Re: Data Quality and Granularity vocabulary - preliminary report

Hmm and now I see that there is no call next week.
We will send a report anyway - Friday is not a holiday for the four of us I believe.
*But* it would be great if the group could pay attention to and discuss our emails. This will be crucial for the F2F discussion!

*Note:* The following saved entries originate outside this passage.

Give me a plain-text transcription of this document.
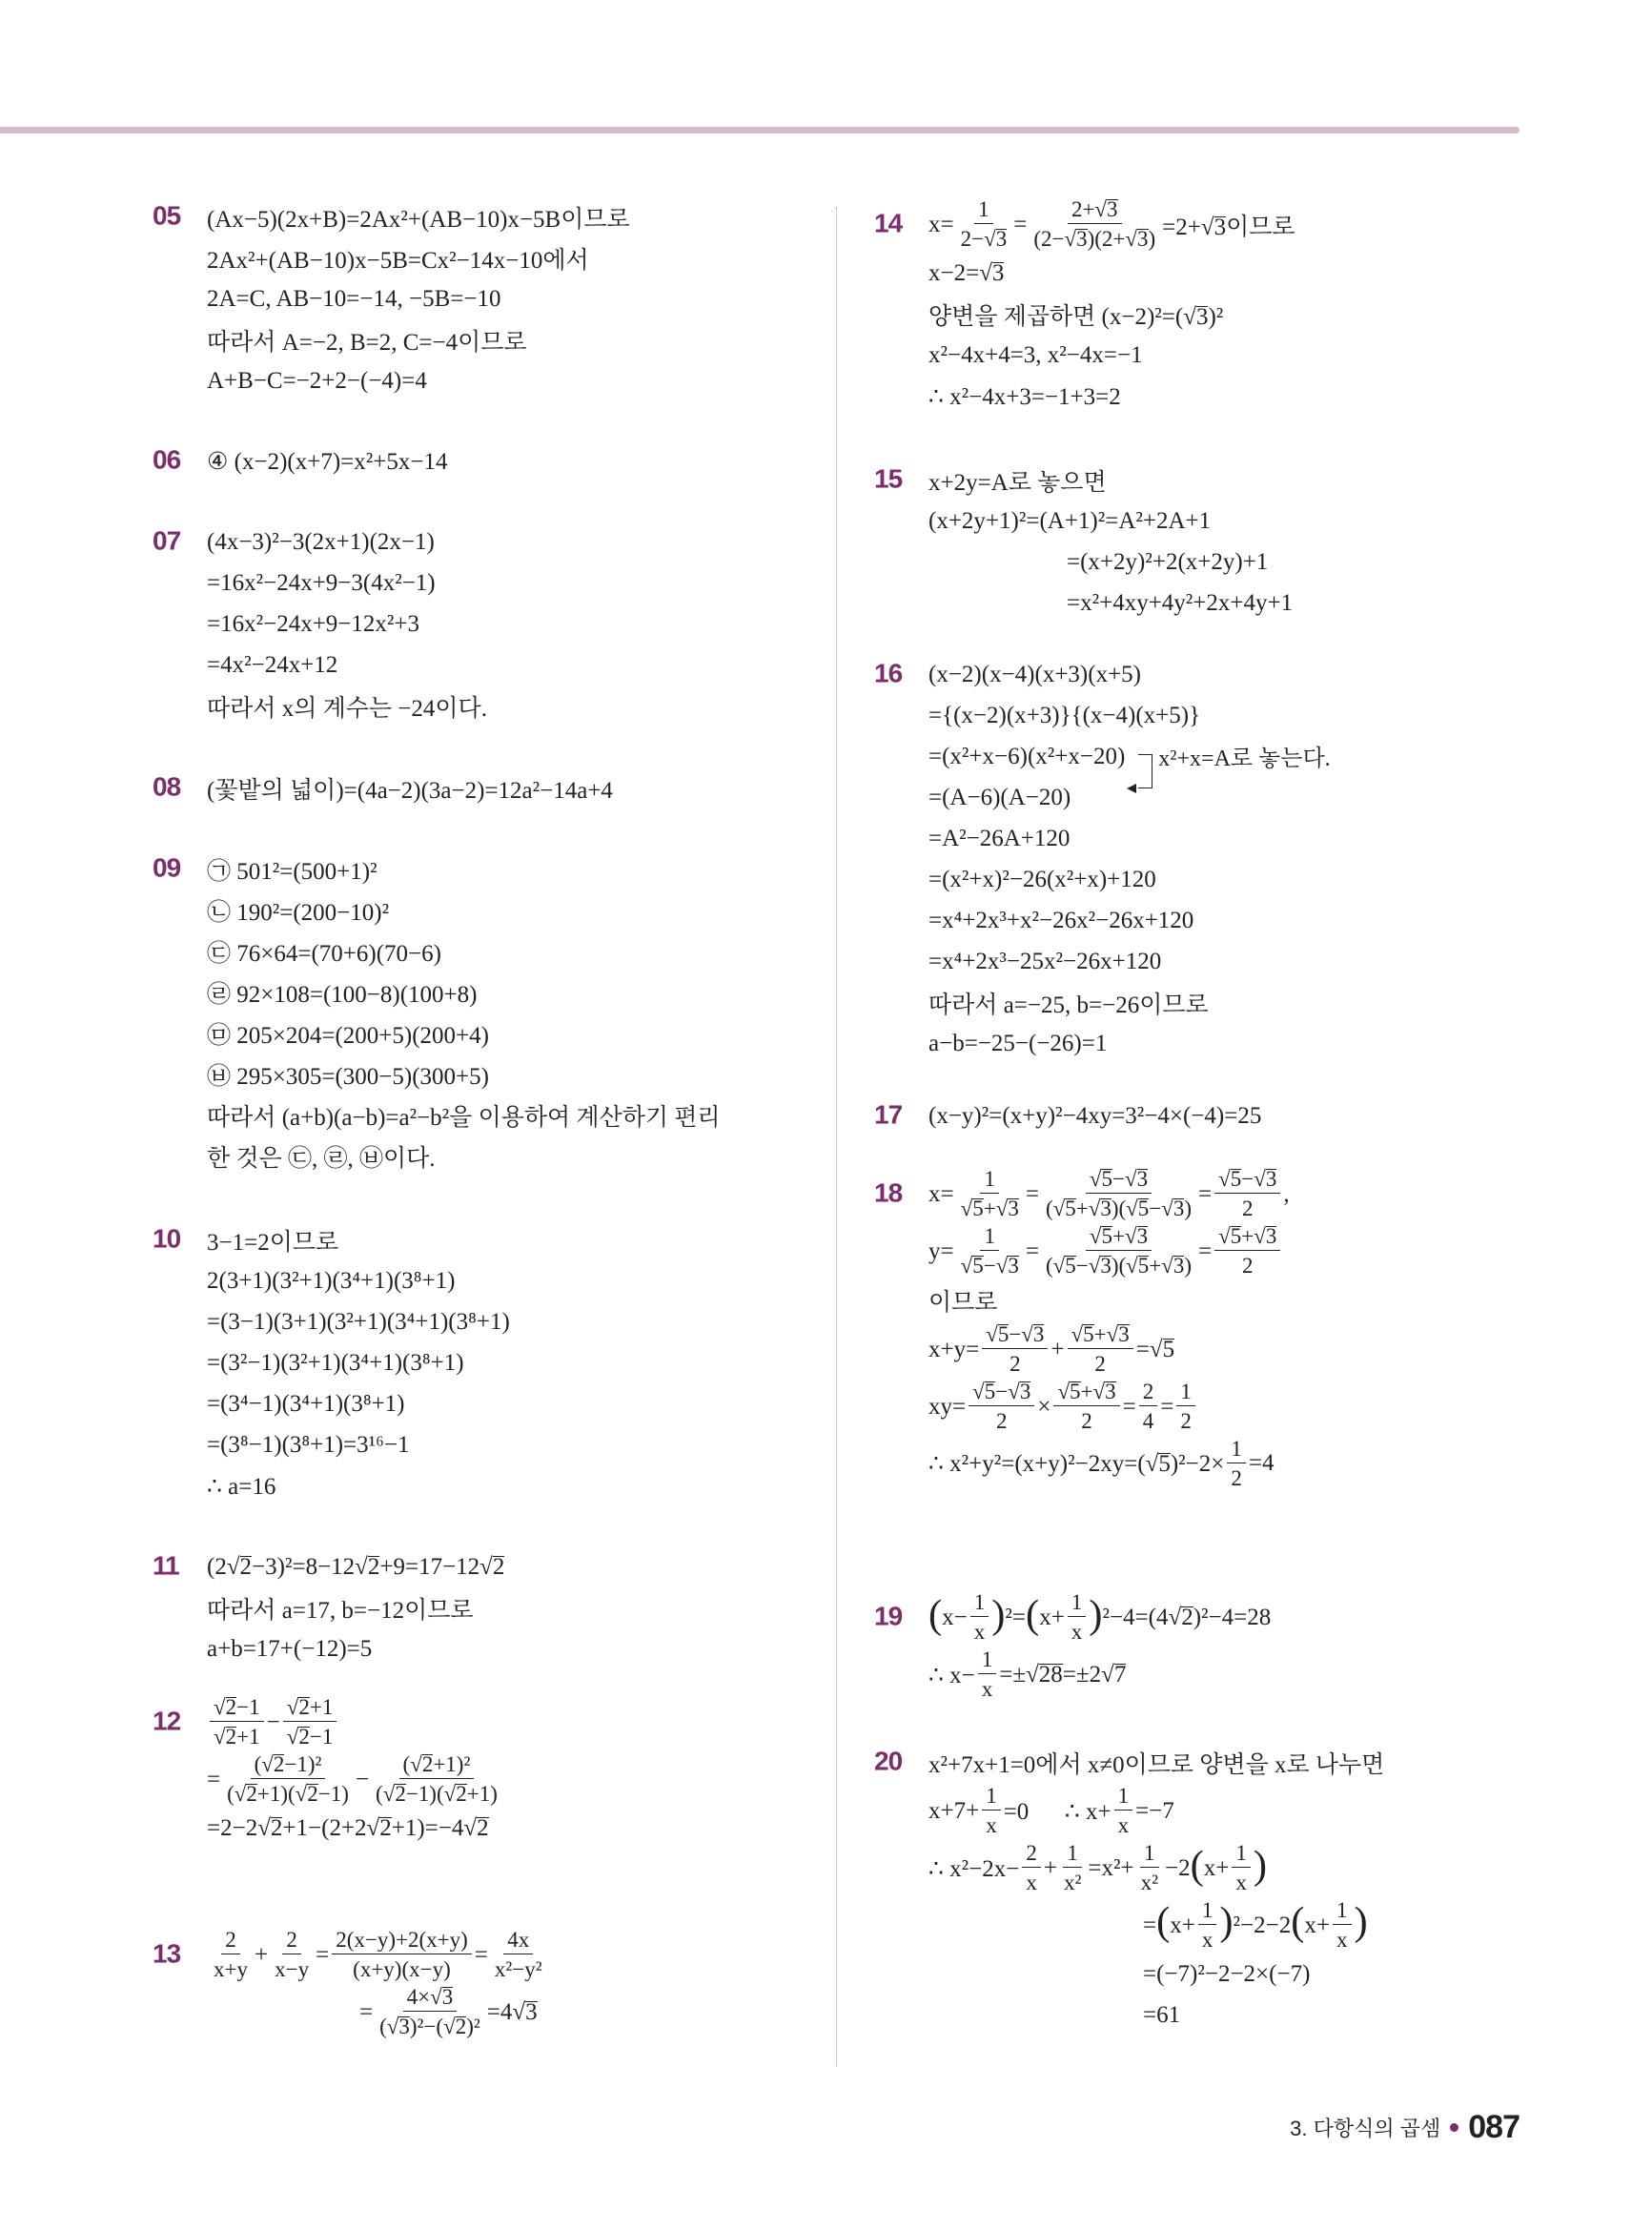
05 (Ax−5)(2x+B)=2Ax²+(AB−10)x−5B이므로
2Ax²+(AB−10)x−5B=Cx²−14x−10에서
2A=C, AB−10=−14, −5B=−10
따라서 A=−2, B=2, C=−4이므로
A+B−C=−2+2−(−4)=4
06 ④ (x−2)(x+7)=x²+5x−14
07 (4x−3)²−3(2x+1)(2x−1)
=16x²−24x+9−3(4x²−1)
=16x²−24x+9−12x²+3
=4x²−24x+12
따라서 x의 계수는 −24이다.
08 (꽃밭의 넓이)=(4a−2)(3a−2)=12a²−14a+4
09 ㉠ 501²=(500+1)²
㉡ 190²=(200−10)²
㉢ 76×64=(70+6)(70−6)
㉣ 92×108=(100−8)(100+8)
㉤ 205×204=(200+5)(200+4)
㉥ 295×305=(300−5)(300+5)
따라서 (a+b)(a−b)=a²−b²을 이용하여 계산하기 편리
한 것은 ㉢, ㉣, ㉥이다.
10 3−1=2이므로
2(3+1)(3²+1)(3⁴+1)(3⁸+1)
=(3−1)(3+1)(3²+1)(3⁴+1)(3⁸+1)
=(3²−1)(3²+1)(3⁴+1)(3⁸+1)
=(3⁴−1)(3⁴+1)(3⁸+1)
=(3⁸−1)(3⁸+1)=3¹⁶−1
∴ a=16
11 (2√2−3)²=8−12√2+9=17−12√2
따라서 a=17, b=−12이므로
a+b=17+(−12)=5
$12 \frac{√2-1}{√2+1} - \frac{√2+1}{√2-1}$
= $\frac{\text{(√2−1)²}}{(√2+1)(√2-1)} - \frac{\text{(√2+1)²}}{(√2-1)(√2+1)}$
=2−2√2+1−(2+2√2+1)=−4√2
$13 \frac{2}{x+y} + \frac{2}{x-y} = \frac{2(x-y)+2(x+y)}{(x+y)(x-y)} = \frac{4x}{\text{x²−y²}}$
= $\frac{4\times√3}{\text{(√3)²−(√2)²}} =4√3$
14 $x= \frac{1}{2-√3} = \frac{2+√3}{(2-√3)(2+√3)} =2+√3$이므로
x−2=√3
양변을 제곱하면 (x−2)²=(√3)²
x²−4x+4=3, x²−4x=−1
∴ x²−4x+3=−1+3=2
15 x+2y=A로 놓으면
(x+2y+1)²=(A+1)²=A²+2A+1
=(x+2y)²+2(x+2y)+1
=x²+4xy+4y²+2x+4y+1
16 (x−2)(x−4)(x+3)(x+5)
={(x−2)(x+3)}{(x−4)(x+5)}
=(x²+x−6)(x²+x−20) x²+x=A로 놓는다.
=(A−6)(A−20)
=A²−26A+120
=(x²+x)²−26(x²+x)+120
=x⁴+2x³+x²−26x²−26x+120
=x⁴+2x³−25x²−26x+120
따라서 a=−25, b=−26이므로
a−b=−25−(−26)=1
17 (x−y)²=(x+y)²−4xy=3²−4×(−4)=25
18 $x= \frac{1}{√5+√3} = \frac{√5-√3}{(√5+√3)(√5-√3)} = \frac{√5-√3}{2}$ ,
$y= \frac{1}{√5-√3} = \frac{√5+√3}{(√5-√3)(√5+√3)} = \frac{√5+√3}{2}$
이므로
$x+y= \frac{√5-√3}{2} + \frac{√5+√3}{2} =√5$
$xy= \frac{√5-√3}{2} \times \frac{√5+√3}{2} = \frac{2}{4} = \frac{1}{2}$
∴ $x^2+y^2=(x+y)^2-2xy=(√5)^2-2\times \frac{1}{2} =4$
19 ( $x- \frac{1}{x}$ ) ²= ( $x+ \frac{1}{x}$ ) ²−4=(4√2)²−4=28
∴ $x- \frac{1}{x} =\pm√28=\pm 2√7$
20 x²+7x+1=0에서 x≠0이므로 양변을 x로 나누면
$x+7+ \frac{1}{x} =0$      ∴ $x+ \frac{1}{x} =-7$
∴ $x^2-2x- \frac{2}{x} + \frac{1}{\text{x²}} =x^2+ \frac{1}{\text{x²}} -2$ ( $x+ \frac{1}{x}$ )
= ( $x+ \frac{1}{x}$ ) ²−2−2 ( $x+ \frac{1}{x}$ )
=(−7)²−2−2×(−7)
=61
3. 다항식의 곱셈 087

Note that I can't make it for the F2F, and know that at least Christophe can't either, so the discussion will need some other motivated people for the F2F...

Antoine

On 3/29/15 4:53 PM, Antoine Isaac wrote:
> Dear all,
>
> Here's a report on the work for Quality and Granularity (Q&G) vocabulary
>
> We have started extracting requirements from the best practices:
> https://www.w3.org/2013/dwbp/wiki/Requirements_From_FPWD_BP
>
> There are three categories: "infrastructure" requirements, requirements on the process of designing and publishing the Q&G voc, and finally requirements that tell us which kind of information needs the Q&G voc should answer.
>
> The last category is the most important to for us now, as it will dictate which classes and properties we should have in the Q&G voc.
> However, we feel we have little material to work on. Riccardo has done a great work identifying 'competency questions' (which match the idea of 'concrete requirements' in our schedule at [1]). But he had to be very 'creative' - most of the question come from him, not from the best practices in the WD.
>
>
> A second stream of work is the extraction of anything relevant for Q&G from our document on Use Cases and Requirements:
> https://www.w3.org/2013/dwbp/wiki/Quality_Requirements_From_UCR
>
> Two main results here:
> - trying to assess which requirements should be in scope for the Q&G work
> https://www.w3.org/2013/dwbp/wiki/Requirements_In_Scope_For_Quality
>
> - extracting the relevant Q&G stuff from the descriptions of Use Cases
> https://www.w3.org/2013/dwbp/wiki/Quality_Aspects_In_Use_Cases
>
> This work raises first a scoping issue. The UCR WD lists a handful of requirements as relevant for Q&G. But the owners of use cases tend to relate Q&G to a much broader set of aspects. The biggest question here is whether the Q&G voc should serve to express how well a dataset implements some best practices in our BP WD. If yes, then the Q&G voc will have to cover a wide set of competency questions.
>
> The second issue is whether the Q&G voc should enable expressing specific quality metrics. It is clear that Q&G voc will bring a framework to express metrics for data quality along specific quality dimensions (e.g. 'completeness'), and exchange the results for datasets for these metrics. But this doesn't say that the Q&G vocabulary should itself define the specific metrics (e.g. 'precision/recall of statements').
>
>
> In fact the analysis of the Use Cases confirms the observation we made for the BPs: we have not much material to define competency questions for the Q&G voc.
>
> So we have this idea of coming back to the use case owners with a questionnaire trying to extract more specific quality aspects than the ones we have in the Use Case WD.
> The first (partial) draft is at
> https://www.w3.org/2013/dwbp/wiki/QualityQuestionnaire
>
>
> We are still following the original schedule [1] and we will send another report before this week's telecon.
> However I expect the report will be very similar to this mail, unless the group gives some substantial feedback on the way for us to move forward, in the meantime!
>
> Best,
>
> Antoine, on behalf of Riccardo, Deirdre and Christophe.
>
> [1] https://www.w3.org/2013/dwbp/wiki/Data_quality_schedule
>
>

Received on Sunday, 29 March 2015 14:58:46 UTC